Lot # S170 2019 Chevrolet Corvette ZR1 Convertible; S/N 1G1Y53D91K5801503; Sebring Orange/Black; Black cloth top; Unrestored original 2 condition; With Reserve; Hammered Sold at $150,000 plus commission of 10.00%; Final Price $165,000 – 376/755hp supercharged V-8, paddle shift automatic. Equipped with the ZTK Performance Package, which adds a higher rear wing, carbon front splitter, Michelin Pilot Sport Cup 2 tires, and different magnetic ride control settings. – 810 miles and like new. – Now that C8s are in the showrooms and out on the roads (there were also three C8s in this auction), it will be interesting to see what happens with C7s. On one hand they’re yesterday’s model, used cars, obsolete. On the other hand they’re the last front-engined Corvettes, the last Corvettes to come with a manual, and still some of the quickest cars on the road for the money. So far there certainly hasn’t been a fire sale on C7s. They’re holding their value well, especially the high-performance variants like the range-topping ZR1. The final price on this one is probably a little bit more than it cost new.

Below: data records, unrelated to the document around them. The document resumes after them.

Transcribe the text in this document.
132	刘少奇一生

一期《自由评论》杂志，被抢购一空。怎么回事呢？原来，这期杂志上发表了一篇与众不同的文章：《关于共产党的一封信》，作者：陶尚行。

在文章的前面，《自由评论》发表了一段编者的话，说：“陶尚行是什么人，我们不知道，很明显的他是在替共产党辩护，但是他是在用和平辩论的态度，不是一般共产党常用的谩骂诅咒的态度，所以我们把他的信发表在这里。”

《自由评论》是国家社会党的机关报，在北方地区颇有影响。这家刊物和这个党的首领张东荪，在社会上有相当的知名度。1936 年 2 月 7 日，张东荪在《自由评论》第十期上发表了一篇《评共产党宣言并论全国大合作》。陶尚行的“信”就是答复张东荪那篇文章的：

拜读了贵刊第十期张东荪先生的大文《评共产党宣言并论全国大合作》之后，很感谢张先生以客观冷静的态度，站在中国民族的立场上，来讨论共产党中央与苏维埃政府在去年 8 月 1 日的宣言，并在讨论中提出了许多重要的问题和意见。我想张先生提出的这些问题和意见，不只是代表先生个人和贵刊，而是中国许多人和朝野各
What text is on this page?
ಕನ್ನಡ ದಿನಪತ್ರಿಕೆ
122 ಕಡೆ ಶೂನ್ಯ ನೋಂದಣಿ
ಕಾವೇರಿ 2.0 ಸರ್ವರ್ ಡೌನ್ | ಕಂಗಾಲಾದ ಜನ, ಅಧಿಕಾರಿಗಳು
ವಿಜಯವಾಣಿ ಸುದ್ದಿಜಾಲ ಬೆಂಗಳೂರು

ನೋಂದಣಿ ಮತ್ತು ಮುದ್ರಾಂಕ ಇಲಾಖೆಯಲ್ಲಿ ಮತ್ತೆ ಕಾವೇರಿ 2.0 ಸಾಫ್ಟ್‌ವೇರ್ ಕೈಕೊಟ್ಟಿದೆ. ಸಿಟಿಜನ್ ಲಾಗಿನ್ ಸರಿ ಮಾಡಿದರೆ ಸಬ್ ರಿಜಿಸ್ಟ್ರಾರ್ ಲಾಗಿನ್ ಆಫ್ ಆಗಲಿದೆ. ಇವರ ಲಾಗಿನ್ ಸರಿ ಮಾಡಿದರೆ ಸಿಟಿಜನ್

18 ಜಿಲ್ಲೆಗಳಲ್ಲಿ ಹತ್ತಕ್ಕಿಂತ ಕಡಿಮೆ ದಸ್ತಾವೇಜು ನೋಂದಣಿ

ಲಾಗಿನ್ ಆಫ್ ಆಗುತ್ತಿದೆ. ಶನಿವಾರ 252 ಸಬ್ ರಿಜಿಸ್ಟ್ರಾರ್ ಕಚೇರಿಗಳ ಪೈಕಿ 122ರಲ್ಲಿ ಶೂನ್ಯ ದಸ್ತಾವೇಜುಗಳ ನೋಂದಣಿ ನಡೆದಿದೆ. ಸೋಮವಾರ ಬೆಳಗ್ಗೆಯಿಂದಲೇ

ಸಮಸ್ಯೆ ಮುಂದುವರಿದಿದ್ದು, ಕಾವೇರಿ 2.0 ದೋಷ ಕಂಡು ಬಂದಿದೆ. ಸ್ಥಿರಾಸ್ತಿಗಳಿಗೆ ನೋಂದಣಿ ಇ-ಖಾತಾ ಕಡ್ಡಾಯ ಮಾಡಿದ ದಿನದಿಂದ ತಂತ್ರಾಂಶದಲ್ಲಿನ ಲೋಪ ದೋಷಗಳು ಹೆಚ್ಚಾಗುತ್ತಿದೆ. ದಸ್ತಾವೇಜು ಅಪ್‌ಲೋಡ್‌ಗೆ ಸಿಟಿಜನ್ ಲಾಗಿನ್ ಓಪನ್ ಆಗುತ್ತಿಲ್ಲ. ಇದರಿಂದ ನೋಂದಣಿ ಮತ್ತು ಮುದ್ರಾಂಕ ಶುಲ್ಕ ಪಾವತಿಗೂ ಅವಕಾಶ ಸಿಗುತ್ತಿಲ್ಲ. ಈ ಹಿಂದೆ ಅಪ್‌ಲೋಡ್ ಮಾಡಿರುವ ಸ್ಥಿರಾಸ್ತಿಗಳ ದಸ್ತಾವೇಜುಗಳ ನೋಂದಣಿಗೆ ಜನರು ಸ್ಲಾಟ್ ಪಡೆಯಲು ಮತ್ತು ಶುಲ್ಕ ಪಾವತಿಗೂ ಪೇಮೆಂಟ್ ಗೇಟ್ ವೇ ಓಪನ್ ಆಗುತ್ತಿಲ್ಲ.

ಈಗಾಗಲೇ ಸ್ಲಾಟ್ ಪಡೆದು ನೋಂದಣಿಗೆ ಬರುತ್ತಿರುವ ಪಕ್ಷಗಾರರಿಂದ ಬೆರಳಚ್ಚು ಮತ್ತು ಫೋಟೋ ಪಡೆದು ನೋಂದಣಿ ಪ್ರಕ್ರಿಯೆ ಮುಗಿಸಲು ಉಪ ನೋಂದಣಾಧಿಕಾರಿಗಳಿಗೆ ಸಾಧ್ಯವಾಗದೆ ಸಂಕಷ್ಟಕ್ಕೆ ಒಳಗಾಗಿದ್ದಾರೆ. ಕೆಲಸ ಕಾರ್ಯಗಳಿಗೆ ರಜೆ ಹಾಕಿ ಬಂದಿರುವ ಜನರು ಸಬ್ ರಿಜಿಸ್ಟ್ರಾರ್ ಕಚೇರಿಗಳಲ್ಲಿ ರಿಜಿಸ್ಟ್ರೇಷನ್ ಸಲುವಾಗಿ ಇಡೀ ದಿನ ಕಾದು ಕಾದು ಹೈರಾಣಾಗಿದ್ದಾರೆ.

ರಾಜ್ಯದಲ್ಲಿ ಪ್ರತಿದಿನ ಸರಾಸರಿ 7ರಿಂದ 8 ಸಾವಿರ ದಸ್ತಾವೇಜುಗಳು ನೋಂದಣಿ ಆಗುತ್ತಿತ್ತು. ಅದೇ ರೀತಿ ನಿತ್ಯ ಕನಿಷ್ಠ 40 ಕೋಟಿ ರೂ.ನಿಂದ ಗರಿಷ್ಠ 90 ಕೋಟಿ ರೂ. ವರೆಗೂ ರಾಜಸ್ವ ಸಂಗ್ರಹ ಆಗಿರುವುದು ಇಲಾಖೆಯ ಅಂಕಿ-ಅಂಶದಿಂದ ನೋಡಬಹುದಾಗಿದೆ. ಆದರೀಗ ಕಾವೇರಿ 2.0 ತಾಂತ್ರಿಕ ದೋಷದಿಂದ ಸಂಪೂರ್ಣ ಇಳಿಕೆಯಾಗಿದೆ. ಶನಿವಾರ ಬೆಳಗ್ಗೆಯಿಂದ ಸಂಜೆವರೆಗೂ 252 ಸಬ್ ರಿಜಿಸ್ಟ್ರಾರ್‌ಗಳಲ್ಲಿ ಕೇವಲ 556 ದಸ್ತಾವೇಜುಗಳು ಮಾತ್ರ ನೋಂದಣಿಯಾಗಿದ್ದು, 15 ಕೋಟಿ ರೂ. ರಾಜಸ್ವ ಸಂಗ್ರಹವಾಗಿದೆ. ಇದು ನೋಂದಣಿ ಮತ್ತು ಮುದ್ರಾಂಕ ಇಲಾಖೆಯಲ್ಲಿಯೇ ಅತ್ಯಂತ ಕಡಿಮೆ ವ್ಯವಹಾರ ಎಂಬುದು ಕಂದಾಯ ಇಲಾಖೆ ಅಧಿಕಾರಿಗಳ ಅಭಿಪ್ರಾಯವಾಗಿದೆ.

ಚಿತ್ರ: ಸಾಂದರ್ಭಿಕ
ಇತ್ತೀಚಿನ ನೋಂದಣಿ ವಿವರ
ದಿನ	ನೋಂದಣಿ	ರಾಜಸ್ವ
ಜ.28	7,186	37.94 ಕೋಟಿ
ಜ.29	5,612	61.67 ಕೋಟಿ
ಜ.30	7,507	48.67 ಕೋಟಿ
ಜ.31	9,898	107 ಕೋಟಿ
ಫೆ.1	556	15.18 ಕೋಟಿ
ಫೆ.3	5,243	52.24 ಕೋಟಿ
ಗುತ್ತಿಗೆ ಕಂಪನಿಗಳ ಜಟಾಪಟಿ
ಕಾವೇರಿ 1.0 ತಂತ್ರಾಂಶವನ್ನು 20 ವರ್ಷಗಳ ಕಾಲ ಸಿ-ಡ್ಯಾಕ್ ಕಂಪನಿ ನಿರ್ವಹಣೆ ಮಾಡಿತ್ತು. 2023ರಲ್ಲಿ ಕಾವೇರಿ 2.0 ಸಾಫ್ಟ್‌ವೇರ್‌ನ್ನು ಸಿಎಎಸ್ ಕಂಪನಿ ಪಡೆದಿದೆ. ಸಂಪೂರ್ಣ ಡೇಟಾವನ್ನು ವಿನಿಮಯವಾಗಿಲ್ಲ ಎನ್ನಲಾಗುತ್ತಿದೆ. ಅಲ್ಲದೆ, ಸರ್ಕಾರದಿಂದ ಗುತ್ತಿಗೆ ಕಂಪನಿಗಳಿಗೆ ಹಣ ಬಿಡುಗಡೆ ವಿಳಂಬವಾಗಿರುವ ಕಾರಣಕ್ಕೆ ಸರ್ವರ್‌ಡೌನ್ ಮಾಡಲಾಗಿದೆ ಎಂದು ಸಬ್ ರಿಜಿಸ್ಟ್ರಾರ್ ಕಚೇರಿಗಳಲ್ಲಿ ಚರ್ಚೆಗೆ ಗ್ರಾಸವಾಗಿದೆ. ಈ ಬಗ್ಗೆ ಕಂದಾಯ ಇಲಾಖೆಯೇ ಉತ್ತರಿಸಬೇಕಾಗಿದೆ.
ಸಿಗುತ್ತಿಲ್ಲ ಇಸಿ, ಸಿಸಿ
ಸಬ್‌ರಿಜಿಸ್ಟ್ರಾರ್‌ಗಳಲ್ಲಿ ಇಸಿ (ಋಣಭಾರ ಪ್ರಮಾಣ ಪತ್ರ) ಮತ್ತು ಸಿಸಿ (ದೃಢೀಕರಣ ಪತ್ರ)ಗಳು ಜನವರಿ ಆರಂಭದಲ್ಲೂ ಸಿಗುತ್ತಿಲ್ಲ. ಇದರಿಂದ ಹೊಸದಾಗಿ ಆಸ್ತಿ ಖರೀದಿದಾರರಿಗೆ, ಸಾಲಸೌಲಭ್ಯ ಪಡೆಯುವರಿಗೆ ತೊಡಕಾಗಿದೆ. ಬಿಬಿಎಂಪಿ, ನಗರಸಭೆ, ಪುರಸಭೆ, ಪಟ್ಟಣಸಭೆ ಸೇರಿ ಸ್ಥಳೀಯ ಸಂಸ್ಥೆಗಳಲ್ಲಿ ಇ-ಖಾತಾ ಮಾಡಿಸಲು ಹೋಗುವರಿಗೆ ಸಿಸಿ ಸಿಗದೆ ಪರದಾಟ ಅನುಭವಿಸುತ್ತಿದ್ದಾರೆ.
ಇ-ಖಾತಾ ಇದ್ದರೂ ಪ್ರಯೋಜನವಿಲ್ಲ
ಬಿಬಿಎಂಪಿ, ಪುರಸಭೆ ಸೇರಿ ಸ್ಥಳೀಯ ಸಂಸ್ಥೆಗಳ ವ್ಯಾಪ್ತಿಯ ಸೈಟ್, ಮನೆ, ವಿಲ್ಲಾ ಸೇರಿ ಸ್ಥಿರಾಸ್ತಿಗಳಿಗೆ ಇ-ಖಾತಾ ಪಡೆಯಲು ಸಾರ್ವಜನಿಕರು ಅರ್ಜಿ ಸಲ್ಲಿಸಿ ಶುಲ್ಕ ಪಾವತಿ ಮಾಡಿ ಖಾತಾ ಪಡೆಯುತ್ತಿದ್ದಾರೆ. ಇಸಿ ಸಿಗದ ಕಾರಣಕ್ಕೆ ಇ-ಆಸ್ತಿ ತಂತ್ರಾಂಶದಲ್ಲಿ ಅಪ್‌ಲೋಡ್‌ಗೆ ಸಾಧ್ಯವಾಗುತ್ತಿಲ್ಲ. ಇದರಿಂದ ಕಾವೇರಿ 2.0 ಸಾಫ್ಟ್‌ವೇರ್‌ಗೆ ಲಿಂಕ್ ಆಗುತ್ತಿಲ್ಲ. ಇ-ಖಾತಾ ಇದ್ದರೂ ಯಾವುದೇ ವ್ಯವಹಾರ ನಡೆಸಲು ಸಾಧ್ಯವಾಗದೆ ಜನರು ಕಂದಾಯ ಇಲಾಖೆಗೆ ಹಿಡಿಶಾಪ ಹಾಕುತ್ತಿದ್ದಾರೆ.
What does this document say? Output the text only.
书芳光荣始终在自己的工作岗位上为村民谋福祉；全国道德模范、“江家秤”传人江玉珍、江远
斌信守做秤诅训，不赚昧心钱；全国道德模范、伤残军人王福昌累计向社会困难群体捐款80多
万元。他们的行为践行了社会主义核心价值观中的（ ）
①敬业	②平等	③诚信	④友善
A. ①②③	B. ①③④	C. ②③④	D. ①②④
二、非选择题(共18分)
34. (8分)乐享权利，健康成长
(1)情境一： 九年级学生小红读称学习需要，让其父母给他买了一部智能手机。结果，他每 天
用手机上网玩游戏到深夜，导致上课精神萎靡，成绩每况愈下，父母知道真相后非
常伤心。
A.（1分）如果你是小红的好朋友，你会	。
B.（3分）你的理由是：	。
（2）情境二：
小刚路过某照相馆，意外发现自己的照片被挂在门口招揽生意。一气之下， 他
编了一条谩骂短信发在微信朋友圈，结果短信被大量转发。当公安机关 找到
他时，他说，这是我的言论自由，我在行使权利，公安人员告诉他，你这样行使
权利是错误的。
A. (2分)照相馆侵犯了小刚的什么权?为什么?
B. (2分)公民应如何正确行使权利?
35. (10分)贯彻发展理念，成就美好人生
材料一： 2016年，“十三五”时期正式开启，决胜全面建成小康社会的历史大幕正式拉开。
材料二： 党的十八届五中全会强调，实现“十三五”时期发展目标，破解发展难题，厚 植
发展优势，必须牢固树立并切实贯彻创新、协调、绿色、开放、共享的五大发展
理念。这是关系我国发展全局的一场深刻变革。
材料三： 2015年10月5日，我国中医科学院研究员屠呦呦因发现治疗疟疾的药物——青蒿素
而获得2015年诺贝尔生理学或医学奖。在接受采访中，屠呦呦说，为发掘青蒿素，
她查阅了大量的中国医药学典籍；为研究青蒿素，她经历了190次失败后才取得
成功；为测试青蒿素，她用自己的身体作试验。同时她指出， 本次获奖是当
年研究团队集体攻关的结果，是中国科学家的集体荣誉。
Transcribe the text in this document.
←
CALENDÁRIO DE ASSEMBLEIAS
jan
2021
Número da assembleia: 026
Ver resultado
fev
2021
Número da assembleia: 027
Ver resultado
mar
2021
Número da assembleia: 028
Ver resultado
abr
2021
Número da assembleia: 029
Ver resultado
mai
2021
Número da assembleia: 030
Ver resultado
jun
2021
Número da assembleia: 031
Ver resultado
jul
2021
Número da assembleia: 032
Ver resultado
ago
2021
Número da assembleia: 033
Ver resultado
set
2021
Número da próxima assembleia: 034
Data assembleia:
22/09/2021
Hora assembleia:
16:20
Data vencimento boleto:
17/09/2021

Lot # S180 1999 BMW M Coupe; S/N WBSCM9338XLC60467; Blue/Black leather; Unrestored original 2- condition; With Reserve; Not sold at Hammer bid of $40,000 – 3152/240hp S52 engine, 5-speed, sunroof. – Showing 27,042 miles and serviced at Enthusiast Auto Group (EAG) in Ohio back in 2019. A few chips and dings on the nose and a small scrape on the left front fender. Two small chips above the left side air vent. Very good interior. It is one of the less powerful early M Coupes (the 315-hp S54-powered version came in 2001), but this is a good lightly used clown shoe with lots of enjoyment left in it. – These fast, funky-looking M3-powered hatchbacks were cult cars for a long time but over the past three years have become a regular sight at big collector car auctions like this. Clean examples of the later versions have sold for well over 50 grand, but this is a perfectly reasonable offer on a lightly used early car.
This overview is superb! It’s better than going; thank you!
I appreciate the thought, but N-O-T-H-I-N-G is better than going and specing out the cars firsthand. I leave for Amelia on Monday and have five whole days to look at the cars at Bonhams and RM Sotheby’s, then spend a dew-soaked morning on the lawn at the Concours while catching up with friends I haven’t touched base with in fourteen months. Vaccination is liberating.
I can’t wait for your Amelia perspective, insight and first-hand report! My last live auction was also Amelia, 2020! Living in the Cayman Islands where all COVID-19 restrictions were lifted back in September, and feeling like it’s completely normal here; I’m waiting for that report – thank you! I hope others appreciate the amazing insight and depth of your analysis!